Mr. Smyth also said he hopes to expand the card's role from a customer-retention to a customer-acquisition tool for the tax business. "We think that by touching customers year-round it's going to help us," he said. "If people currently are not tax customers but we can get them with an Emerald card, and [they] understand our brand and our flexibility, then that's a way into having them become retail tax customers."

Mr. Smyth said he also plans to expand the cardholder base beyond the underbanked to college students and "anybody else who has a debit card today" who could be a tax client. (He said he planned to give an Emerald card to his son, a college freshman, "so that we can let him run on his own but control the amount of money that goes into it. I'd rather do that than put him on one of my own personal cards.")

When asked whether he is committed to keeping the thrift for the long term, Mr. Smyth said, "Never say 'never.' " But he later said, "We have no plans to sell it, we have not entertained ideas, we're not thinking about it."

As chairman, Mr. Breeden has unloaded the unprofitable subprime mortgage and financial advisory businesses that Mr. Ernst built up. When Mr. Breeden was campaigning for a board seat last year, he advocated that H&R Block offer products like the Emerald card through third parties. Mr. Smyth said Friday that this is a much less attractive option — one that H&R Block had tried in less than successful pilot tests.

"We keep an open mind on financial partners," he said.

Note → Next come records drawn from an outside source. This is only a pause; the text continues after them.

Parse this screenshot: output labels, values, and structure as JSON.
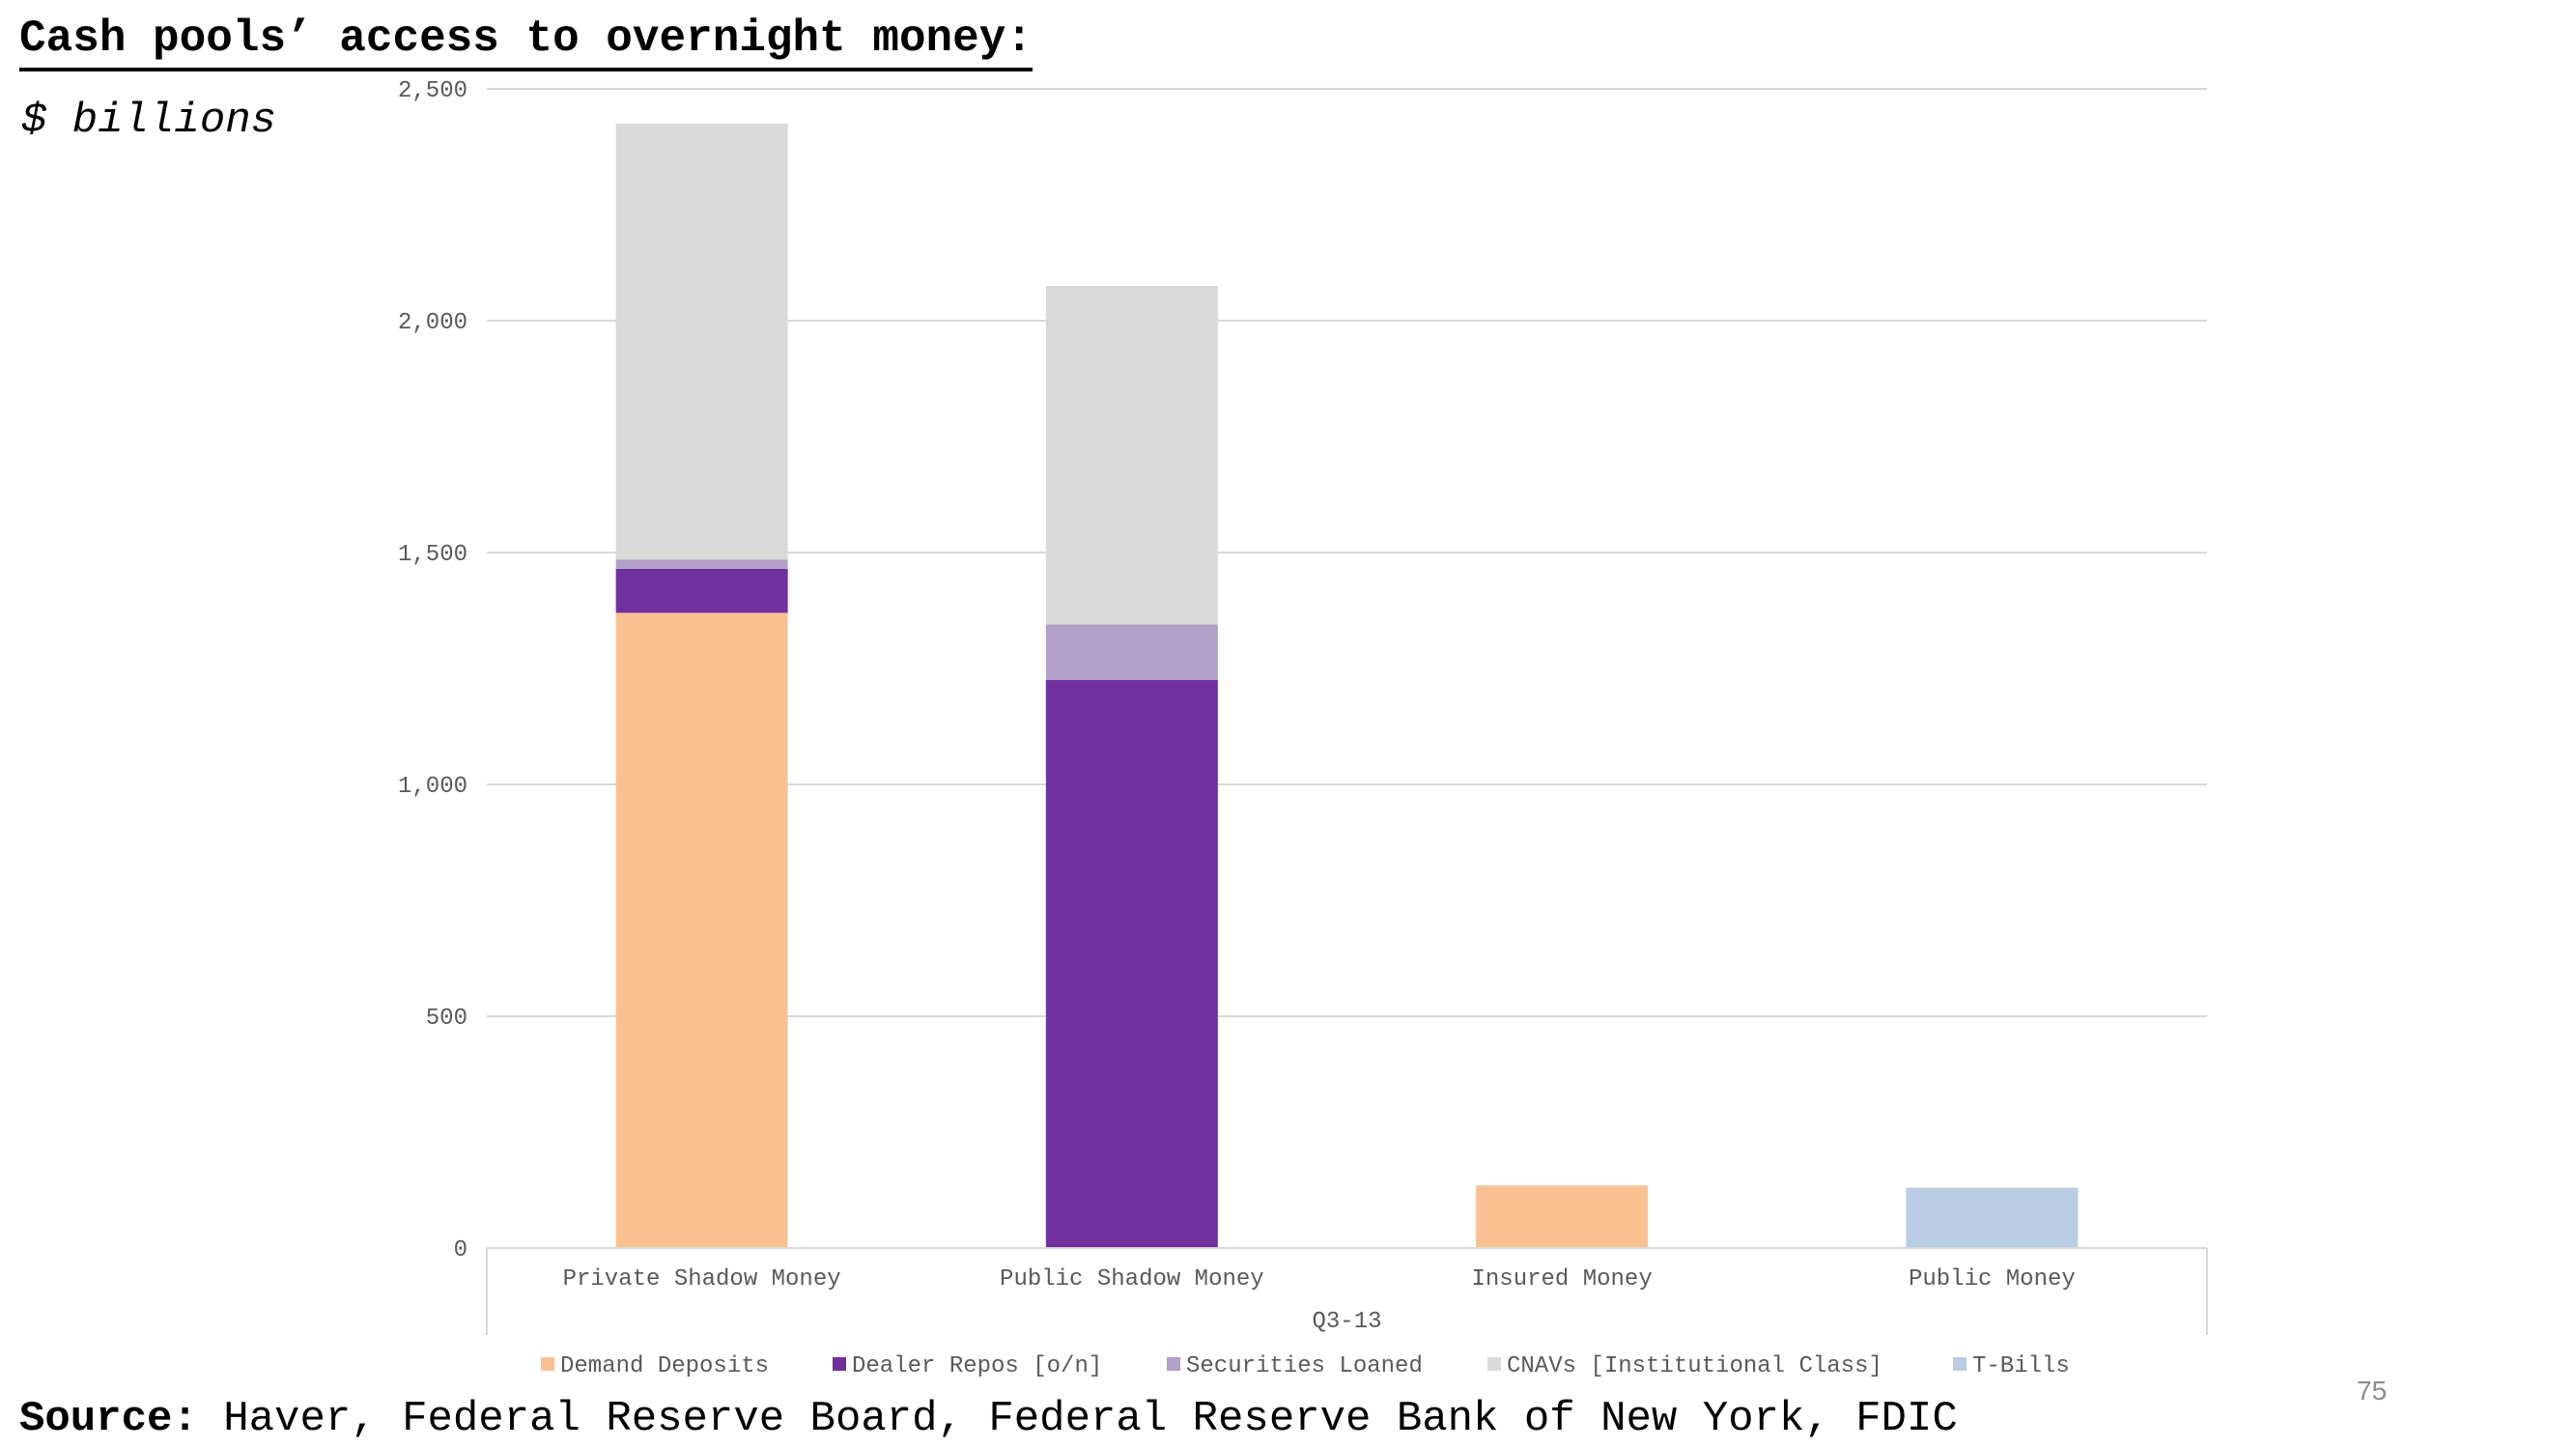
{
  "slide": {
    "title": "Cash pools’ access to overnight money:",
    "subtitle": "$ billions",
    "source_label": "Source:",
    "source_text": " Haver, Federal Reserve Board, Federal Reserve Bank of New York, FDIC",
    "page_number": "75"
  },
  "chart_data": {
    "type": "bar",
    "stacked": true,
    "title": "",
    "xlabel": "",
    "ylabel": "",
    "period_label": "Q3-13",
    "categories": [
      "Private Shadow Money",
      "Public Shadow Money",
      "Insured Money",
      "Public Money"
    ],
    "ylim": [
      0,
      2500
    ],
    "yticks": [
      0,
      500,
      1000,
      1500,
      2000,
      2500
    ],
    "ytick_labels": [
      "0",
      "500",
      "1,000",
      "1,500",
      "2,000",
      "2,500"
    ],
    "grid": true,
    "legend_position": "bottom",
    "series": [
      {
        "name": "Demand Deposits",
        "color": "#F9C192",
        "values": [
          1370,
          0,
          135,
          0
        ]
      },
      {
        "name": "Dealer Repos [o/n]",
        "color": "#7030A0",
        "values": [
          95,
          1225,
          0,
          0
        ]
      },
      {
        "name": "Securities Loaned",
        "color": "#B1A0C7",
        "values": [
          20,
          120,
          0,
          0
        ]
      },
      {
        "name": "CNAVs [Institutional Class]",
        "color": "#D9D9D9",
        "values": [
          940,
          730,
          0,
          0
        ]
      },
      {
        "name": "T-Bills",
        "color": "#B8CCE4",
        "values": [
          0,
          0,
          0,
          130
        ]
      }
    ]
  }
}
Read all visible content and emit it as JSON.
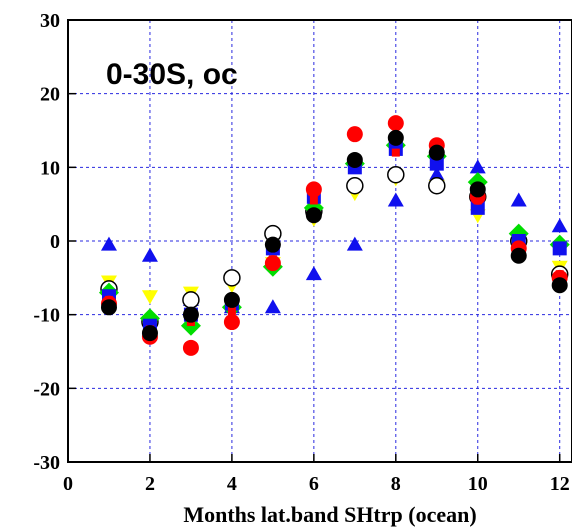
{
  "chart_data": {
    "type": "scatter",
    "title": "",
    "annotation": "0-30S, oc",
    "xlabel": "Months lat.band SHtrp (ocean)",
    "ylabel": "",
    "xlim": [
      0,
      12.3
    ],
    "ylim": [
      -30,
      30
    ],
    "xticks": [
      0,
      2,
      4,
      6,
      8,
      10,
      12
    ],
    "yticks": [
      30,
      20,
      10,
      0,
      -10,
      -20,
      -30
    ],
    "grid": true,
    "x": [
      1,
      2,
      3,
      4,
      5,
      6,
      7,
      8,
      9,
      10,
      11,
      12
    ],
    "series": [
      {
        "marker": "triangle-up",
        "color": "#1010ee",
        "values": [
          -0.5,
          -2,
          -8,
          -9,
          -9,
          -4.5,
          -0.5,
          5.5,
          9,
          10,
          5.5,
          2
        ]
      },
      {
        "marker": "triangle-down",
        "color": "#ffff00",
        "values": [
          -5.5,
          -7.5,
          -7,
          -6,
          -3,
          3,
          6.5,
          8.5,
          7.5,
          3.5,
          -1,
          -3.5
        ]
      },
      {
        "marker": "open-circle",
        "color": "#000000",
        "values": [
          -6.5,
          -11,
          -8,
          -5,
          1,
          4,
          7.5,
          9,
          7.5,
          6,
          0,
          -4.5
        ]
      },
      {
        "marker": "diamond",
        "color": "#00dd00",
        "values": [
          -7,
          -10.5,
          -11.5,
          -9,
          -3.5,
          4.5,
          10.5,
          13,
          11.5,
          8,
          1,
          -0.5
        ]
      },
      {
        "marker": "square",
        "color": "#1010ee",
        "values": [
          -7.5,
          -11.5,
          -10,
          -8.5,
          -1,
          6,
          10,
          12.5,
          10.5,
          4.5,
          0,
          -1
        ]
      },
      {
        "marker": "circle",
        "color": "#ff0000",
        "values": [
          -8.5,
          -13,
          -14.5,
          -11,
          -3,
          7,
          14.5,
          16,
          13,
          6,
          -1,
          -5
        ]
      },
      {
        "marker": "small-square",
        "color": "#ff0000",
        "values": [
          -8,
          -12,
          -11,
          -9.5,
          -2.5,
          5.5,
          11,
          12,
          12,
          5.5,
          -1.5,
          -4.5
        ]
      },
      {
        "marker": "circle",
        "color": "#000000",
        "values": [
          -9,
          -12.5,
          -10,
          -8,
          -0.5,
          3.5,
          11,
          14,
          12,
          7,
          -2,
          -6
        ]
      }
    ]
  }
}
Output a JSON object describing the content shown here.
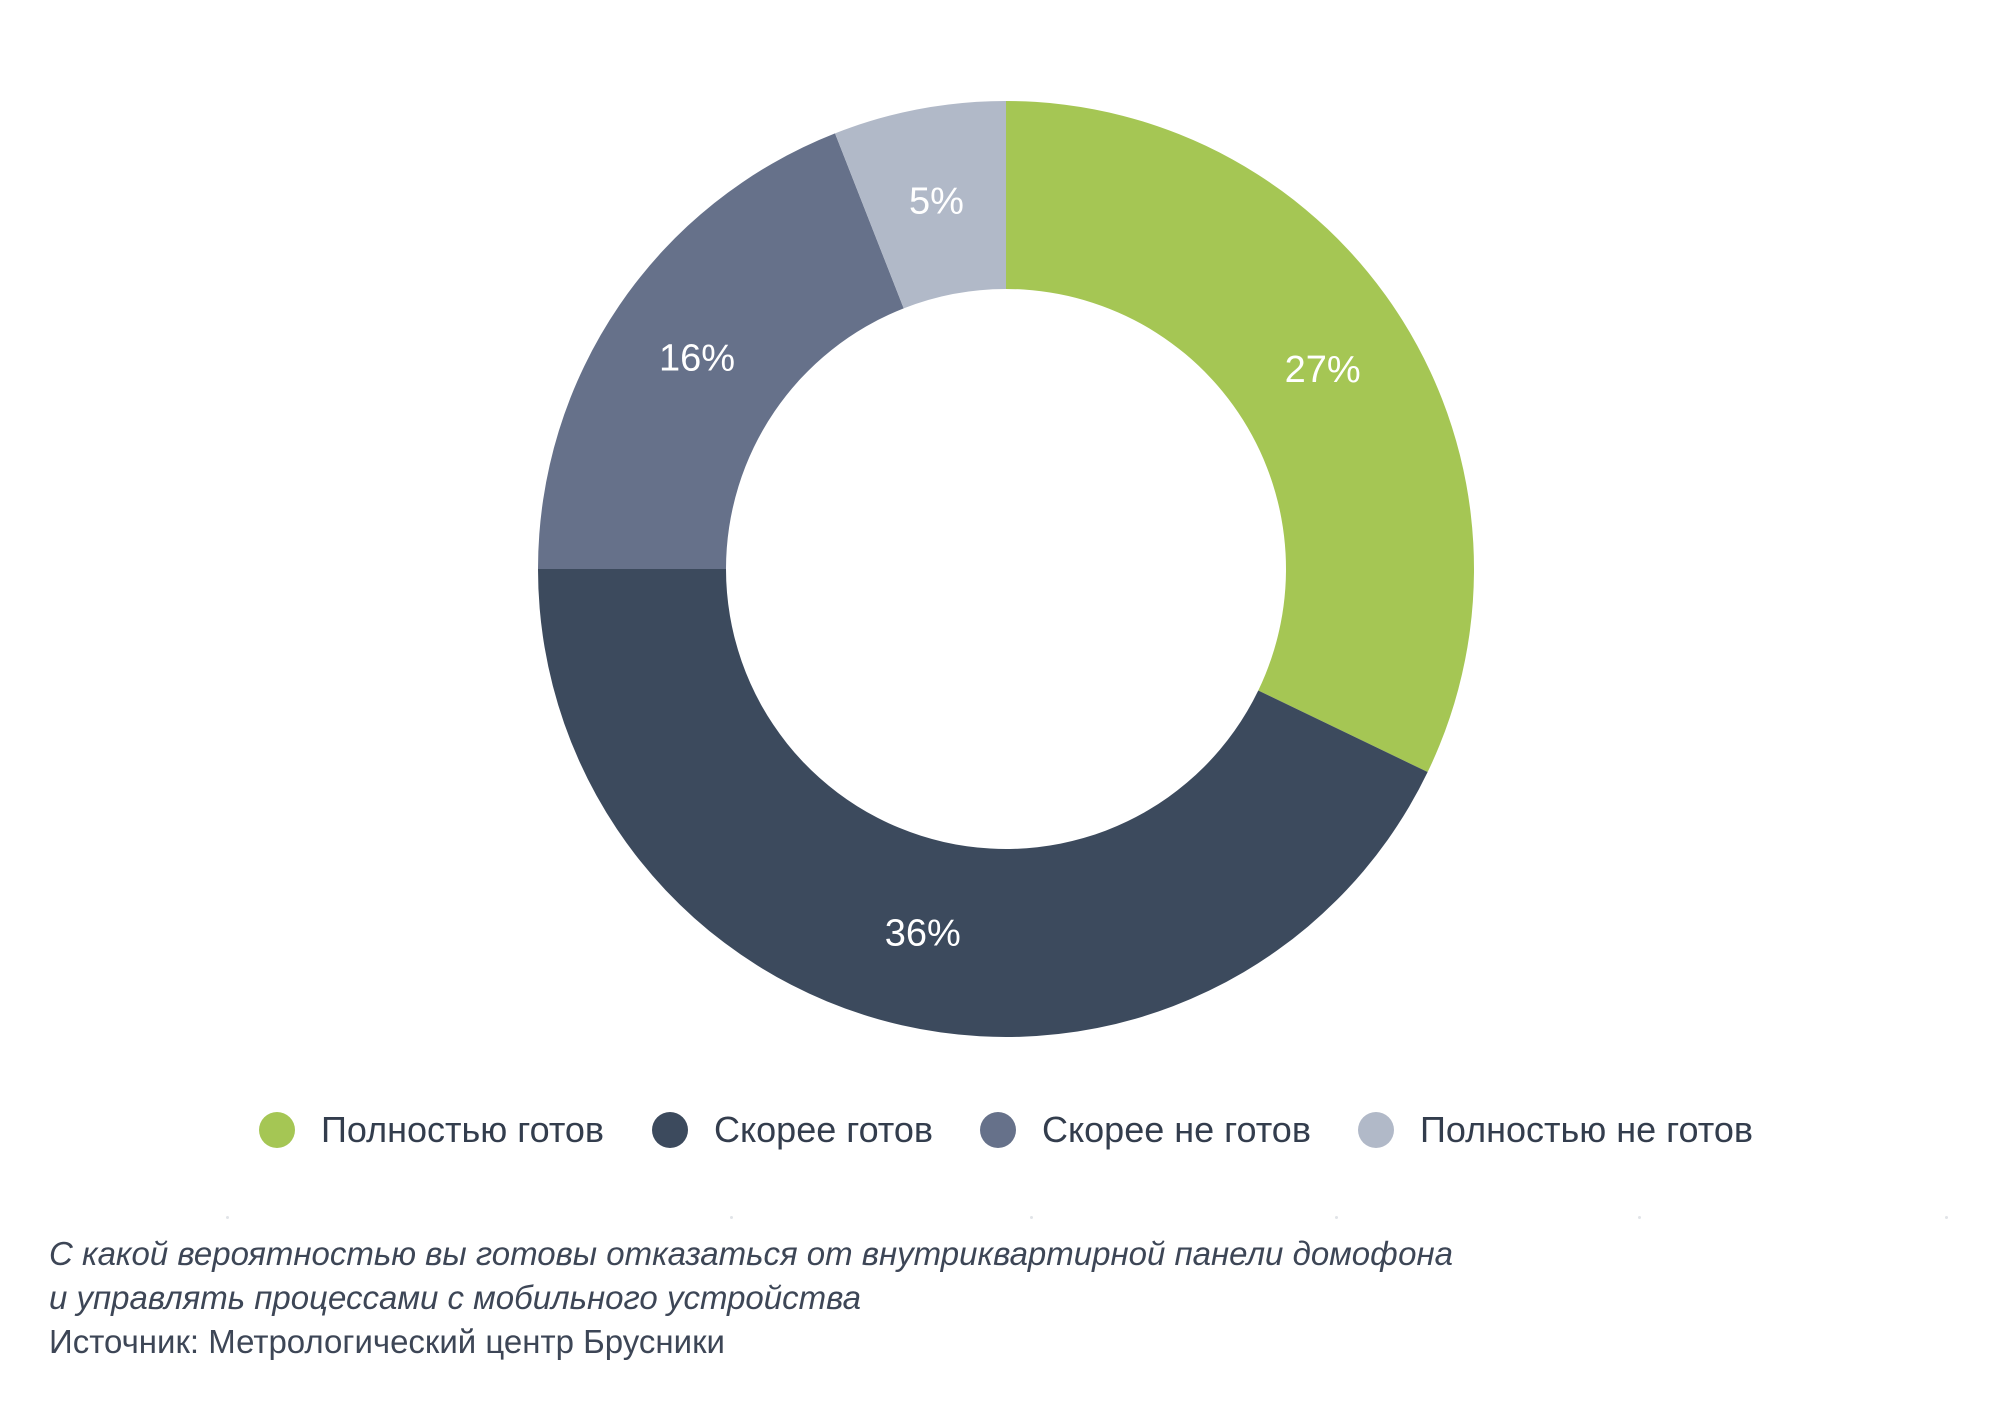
{
  "chart_data": {
    "type": "pie",
    "donut": true,
    "categories": [
      "Полностью готов",
      "Скорее готов",
      "Скорее не готов",
      "Полностью не готов"
    ],
    "values": [
      27,
      36,
      16,
      5
    ],
    "value_labels": [
      "27%",
      "36%",
      "16%",
      "5%"
    ],
    "colors": [
      "#a5c654",
      "#3c4a5d",
      "#66718a",
      "#b1b9c8"
    ],
    "legend_position": "bottom",
    "title": ""
  },
  "legend": {
    "items": [
      {
        "label": "Полностью готов",
        "color": "#a5c654"
      },
      {
        "label": "Скорее готов",
        "color": "#3c4a5d"
      },
      {
        "label": "Скорее не готов",
        "color": "#66718a"
      },
      {
        "label": "Полностью не готов",
        "color": "#b1b9c8"
      }
    ]
  },
  "caption": {
    "question_line1": "С какой вероятностью вы готовы отказаться от внутриквартирной панели домофона",
    "question_line2": "и управлять процессами с мобильного устройства",
    "source": "Источник: Метрологический центр Брусники"
  }
}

But "our bank has done a far superior job in terms of delivering tailored products that work for us operationally, with better speed-to-market than any other bank has been able to do — and more cost-effective than any other bank has been able to do."

On a conference call last week — Mr. Smyth's first since he became CEO — he told analysts, "We don't see the bank as a core independent area of business. … That doesn't mean the bank will be disposed of, or that it isn't important. It is just that we see the repositioned bank as really a factory for creating products that will be used in support of the tax business."

Matthew Kaufler, a portfolio manager for Clover Capital Management Inc., said he interpreted Mr. Smyth's remarks on the call as "a statement of near-term support" for continuing to own the thrift, but "I don't see it as a statement of unequivocal support."

Selling the thrift is "not a priority, but if they could figure out a way to get out of the bank business in an economically efficient manner," while still offering the Emerald products, "they'd gladly do it," Mr. Kaufler said.

The thrift swung to a pretax loss of $14.1 million in H&R Block's fiscal first quarter, which ended July 31, from a year-earlier profit of $4.8 million. Rising foreclosures and declining home values caused the unit to write down foreclosed properties by $5 million and set aside $15 million of loan-loss reserves.

Mr. Smyth cautioned Friday against letting mortgage problems "overshadow" the thrift's value.

"Don't judge the bank by" its results "today, because we're still unwinding ourselves out of the mortgage business," he said. "If you separate out the mortgage piece of the bank, they actually perform extremely well financially."

Mr. Smyth, 51, worked for 21 years at McDonald's Corp. and resigned as its president for Europe in 2005. Since then he worked at private-equity firms and was on several companies' boards.